# Fix for Opera browser Photobucket problem



## ColinJ (22 May 2015)

I have been having problems for some time with images in some posts on CycleChat not showing in my Opera browser (ver 12.17). I finally found the fix for the problem ...



Post in the Opera support forum said:


> Open the opera:config advanced configuration page
> Go to the "Network" section
> 
> Under "HTTP Accept" enter the following string: image/gif, image/jpeg, image/pjpeg, application/x-ms-application, application/vnd.ms-xpsdocument, application/xaml+xml, application/x-ms-xbap, application/x-shockwave-flash, */*
> ...


[Original thread HERE]


----------



## andyfraser (22 May 2015)

That's weird. I've been running the latest Opera for months now on 2 Windows 8.1 PCs and a Linux Mint 17 laptop, all 64-bit OSes, with no problems. Opera 29 is the latest. Am I missing something?


----------



## ColinJ (22 May 2015)

andyfraser said:


> That's weird. I've been running the latest Opera for months now on 2 Windows 8.1 PCs and a Linux Mint 17 laptop, all 64-bit OSes, with no problems. Opera 29 is the latest. Am I missing something?

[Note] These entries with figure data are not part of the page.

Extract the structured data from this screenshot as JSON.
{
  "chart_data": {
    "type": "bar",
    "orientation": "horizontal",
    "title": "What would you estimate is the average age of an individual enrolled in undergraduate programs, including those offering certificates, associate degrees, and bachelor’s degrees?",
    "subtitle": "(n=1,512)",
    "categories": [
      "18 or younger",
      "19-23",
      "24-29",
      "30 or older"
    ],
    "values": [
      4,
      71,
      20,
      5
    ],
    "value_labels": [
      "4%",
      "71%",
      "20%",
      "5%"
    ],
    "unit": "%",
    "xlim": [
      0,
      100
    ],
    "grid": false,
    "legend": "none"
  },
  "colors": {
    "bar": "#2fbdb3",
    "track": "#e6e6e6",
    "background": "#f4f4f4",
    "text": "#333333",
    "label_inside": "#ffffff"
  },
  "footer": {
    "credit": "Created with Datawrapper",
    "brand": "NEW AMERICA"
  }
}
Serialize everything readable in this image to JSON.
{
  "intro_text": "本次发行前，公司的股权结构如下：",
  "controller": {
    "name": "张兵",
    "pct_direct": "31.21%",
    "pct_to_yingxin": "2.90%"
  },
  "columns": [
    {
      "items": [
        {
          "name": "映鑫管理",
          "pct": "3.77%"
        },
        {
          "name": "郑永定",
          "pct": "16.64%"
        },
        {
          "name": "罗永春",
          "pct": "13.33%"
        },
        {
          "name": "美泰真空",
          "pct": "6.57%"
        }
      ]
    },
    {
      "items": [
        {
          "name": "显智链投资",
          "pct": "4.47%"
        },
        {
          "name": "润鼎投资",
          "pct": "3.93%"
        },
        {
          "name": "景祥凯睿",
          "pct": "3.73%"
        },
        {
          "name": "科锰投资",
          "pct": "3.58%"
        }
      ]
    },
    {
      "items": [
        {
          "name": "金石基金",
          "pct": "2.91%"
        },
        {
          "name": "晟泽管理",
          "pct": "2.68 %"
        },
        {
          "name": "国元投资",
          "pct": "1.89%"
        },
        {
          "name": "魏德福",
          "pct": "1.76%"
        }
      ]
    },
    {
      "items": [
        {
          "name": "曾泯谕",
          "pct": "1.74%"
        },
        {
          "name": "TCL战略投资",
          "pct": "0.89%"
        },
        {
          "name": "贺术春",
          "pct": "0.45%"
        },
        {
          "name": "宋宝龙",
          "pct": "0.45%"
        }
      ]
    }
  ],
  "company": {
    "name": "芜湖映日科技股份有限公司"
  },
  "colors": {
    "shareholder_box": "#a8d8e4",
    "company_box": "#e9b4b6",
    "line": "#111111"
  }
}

Yes - the bit where I said I was running Opera *12.17*! 
(I don't like the new version.)


----------



## andyfraser (22 May 2015)

I didn't know whether that was a typo. I wouldn't be surprised to find issues with older versions. If there's a fix then no problem.


----------



## ColinJ (23 May 2015)

andyfraser said:


> I didn't know whether that was a typo. I wouldn't be surprised to find issues with older versions. If there's a fix then no problem.


I don't normally run outdated software but Opera changed the browser too much when they scrapped the original and started again.

I quite often end up using Firefox or Chrome as alternatives these days.


----------



## andyfraser (23 May 2015)

Fair enough.


----------